Nur Flavia und Sharon schienen auf Distanz zu den anderen gegangen zu
sein und schwiegen, Flavia mit unbestimmten Arbeiten im OP beschäftigt,
Sharon anscheinend zu einem schmollenden, einsilbigen Teenager
regrediert. Mog bewegte sich zwischen ihnen, ließ kleine Brocken
Klatsch und Mutmaßungen wie Almosen in ausgestreckte Hände fallen. Ganz
ohne förmliche Zusammenkunft oder abgesprochene Strategie hatte sich,
so schien es Lettie, eine Theorie herausgebildet, die nur die
Skeptischeren unter ihnen nicht überzeugte, und die hielten sich zurück.
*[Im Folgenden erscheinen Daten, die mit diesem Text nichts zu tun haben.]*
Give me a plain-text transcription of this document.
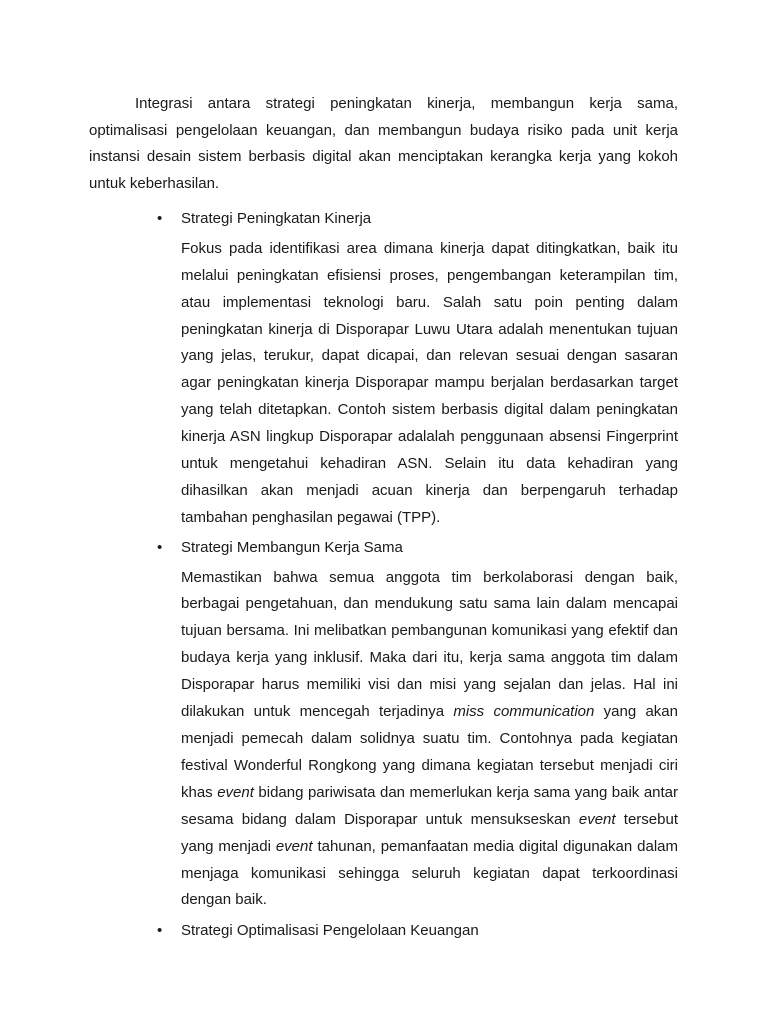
Integrasi antara strategi peningkatan kinerja, membangun kerja sama, optimalisasi pengelolaan keuangan, dan membangun budaya risiko pada unit kerja instansi desain sistem berbasis digital akan menciptakan kerangka kerja yang kokoh untuk keberhasilan.

• Strategi Peningkatan Kinerja

Fokus pada identifikasi area dimana kinerja dapat ditingkatkan, baik itu melalui peningkatan efisiensi proses, pengembangan keterampilan tim, atau implementasi teknologi baru. Salah satu poin penting dalam peningkatan kinerja di Disporapar Luwu Utara adalah menentukan tujuan yang jelas, terukur, dapat dicapai, dan relevan sesuai dengan sasaran agar peningkatan kinerja Disporapar mampu berjalan berdasarkan target yang telah ditetapkan. Contoh sistem berbasis digital dalam peningkatan kinerja ASN lingkup Disporapar adalalah penggunaan absensi Fingerprint untuk mengetahui kehadiran ASN. Selain itu data kehadiran yang dihasilkan akan menjadi acuan kinerja dan berpengaruh terhadap tambahan penghasilan pegawai (TPP).

• Strategi Membangun Kerja Sama

Memastikan bahwa semua anggota tim berkolaborasi dengan baik, berbagai pengetahuan, dan mendukung satu sama lain dalam mencapai tujuan bersama. Ini melibatkan pembangunan komunikasi yang efektif dan budaya kerja yang inklusif. Maka dari itu, kerja sama anggota tim dalam Disporapar harus memiliki visi dan misi yang sejalan dan jelas. Hal ini dilakukan untuk mencegah terjadinya miss communication yang akan menjadi pemecah dalam solidnya suatu tim. Contohnya pada kegiatan festival Wonderful Rongkong yang dimana kegiatan tersebut menjadi ciri khas event bidang pariwisata dan memerlukan kerja sama yang baik antar sesama bidang dalam Disporapar untuk mensukseskan event tersebut yang menjadi event tahunan, pemanfaatan media digital digunakan dalam menjaga komunikasi sehingga seluruh kegiatan dapat terkoordinasi dengan baik.

• Strategi Optimalisasi Pengelolaan Keuangan
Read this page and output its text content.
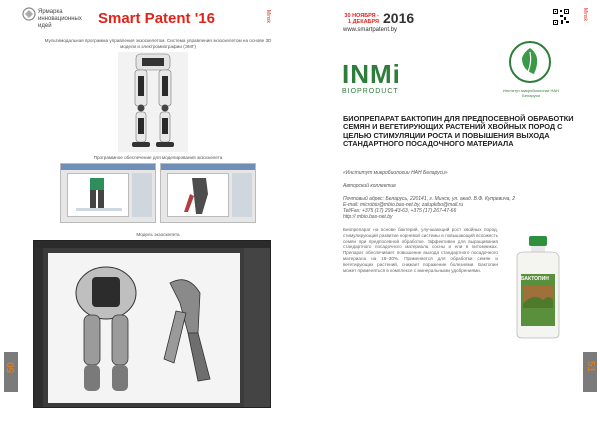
Ярмарка инновационных идей	Smart Patent '16	Minsk
Мультимодальная программа управления экзоскелетом. Система управления экзоскелетом на основе 3D модели и электромиографии (ЭМГ)
Программное обеспечение для моделирования экзоскелета
Модель экзоскелета
50
30 НОЯБРЯ - 1 ДЕКАБРЯ 2016
www.smartpatent.by
Minsk
INMi
BIOPRODUCT	Институт микробиологии НАН Беларуси
БИОПРЕПАРАТ БАКТОПИН ДЛЯ ПРЕДПОСЕВНОЙ ОБРАБОТКИ СЕМЯН И ВЕГЕТИРУЮЩИХ РАСТЕНИЙ ХВОЙНЫХ ПОРОД С ЦЕЛЬЮ СТИМУЛЯЦИИ РОСТА И ПОВЫШЕНИЯ ВЫХОДА СТАНДАРТНОГО ПОСАДОЧНОГО МАТЕРИАЛА
«Институт микробиологии НАН Беларуси»
Авторский коллектив
Почтовый адрес: Беларусь, 220141, г. Минск, ул. акад. В.Ф. Купревича, 2
E-mail: microbio@mbio.bas-net.by, zalupkibo@mail.ru
Tel/Fax: +375 (17) 299-43-63, +375 (17) 267-47-66
http:// mbio.bas-net.by
Биопрепарат на основе бактерий, улучшающий рост хвойных пород, стимулирующий развитие корневой системы и повышающий всхожесть семян при предпосевной обработке. Эффективен для выращивания стандартного посадочного материала сосны и ели в питомниках. Препарат обеспечивает повышение выхода стандартного посадочного материала на 15–30%. Применяется для обработки семян и вегетирующих растений, снижает поражение болезнями. Бактопин может применяться в комплексе с минеральными удобрениями.
БАКТОПИН
51
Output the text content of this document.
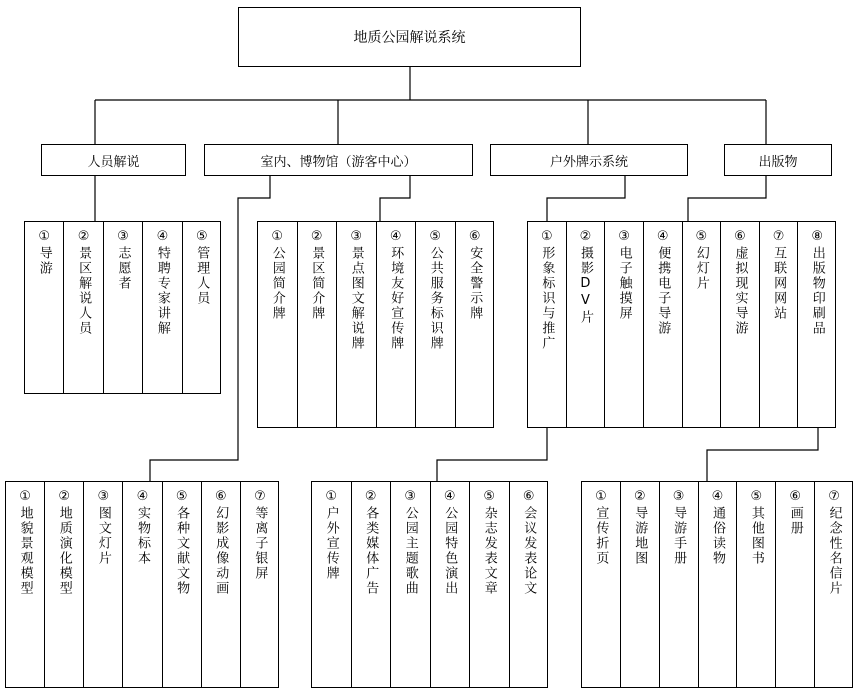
地质公园解说系统
人员解说	室内、博物馆（游客中心）	户外牌示系统	出版物
①导游	②景区解说人员	③志愿者	④特聘专家讲解	⑤管理人员	①公园简介牌	②景区简介牌	③景点图文解说牌	④环境友好宣传牌	⑤公共服务标识牌	⑥安全警示牌	①形象标识与推广	②摄影DV片	③电子触摸屏	④便携电子导游	⑤幻灯片	⑥虚拟现实导游	⑦互联网网站	⑧出版物印刷品
①地貌景观模型	②地质演化模型	③图文灯片	④实物标本	⑤各种文献文物	⑥幻影成像动画	⑦等离子银屏	①户外宣传牌	②各类媒体广告	③公园主题歌曲	④公园特色演出	⑤杂志发表文章	⑥会议发表论文	①宣传折页	②导游地图	③导游手册	④通俗读物	⑤其他图书	⑥画册	⑦纪念性名信片
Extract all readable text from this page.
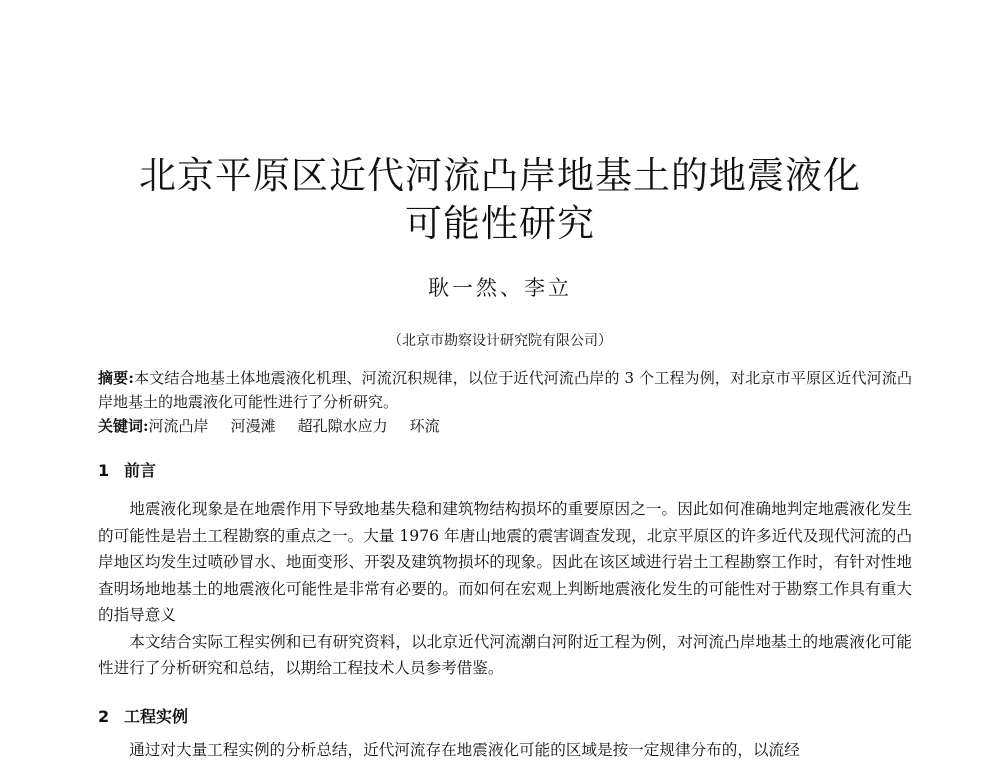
北京平原区近代河流凸岸地基土的地震液化
可能性研究
耿一然、李立
（北京市勘察设计研究院有限公司）

摘要:本文结合地基土体地震液化机理、河流沉积规律，以位于近代河流凸岸的 3 个工程为例，对北京市平原区近代河流凸岸地基土的地震液化可能性进行了分析研究。

关键词:河流凸岸 河漫滩 超孔隙水应力 环流

1 前言

地震液化现象是在地震作用下导致地基失稳和建筑物结构损坏的重要原因之一。因此如何准确地判定地震液化发生的可能性是岩土工程勘察的重点之一。大量 1976 年唐山地震的震害调查发现，北京平原区的许多近代及现代河流的凸岸地区均发生过喷砂冒水、地面变形、开裂及建筑物损坏的现象。因此在该区域进行岩土工程勘察工作时，有针对性地查明场地地基土的地震液化可能性是非常有必要的。而如何在宏观上判断地震液化发生的可能性对于勘察工作具有重大的指导意义

本文结合实际工程实例和已有研究资料，以北京近代河流潮白河附近工程为例，对河流凸岸地基土的地震液化可能性进行了分析研究和总结，以期给工程技术人员参考借鉴。

2 工程实例

通过对大量工程实例的分析总结，近代河流存在地震液化可能的区域是按一定规律分布的，以流经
Allem Anschein nach kam der Mörder von draußen. Rhoda Gradwyn
hatte ihn selber ins Manor gelassen, Datum und Tageszeit waren offenbar
schon vor ihrer Abreise aus London vereinbart worden. Deshalb hatte sie
so eisern darauf bestanden, dass keine Besucher zu ihr gelassen wurden.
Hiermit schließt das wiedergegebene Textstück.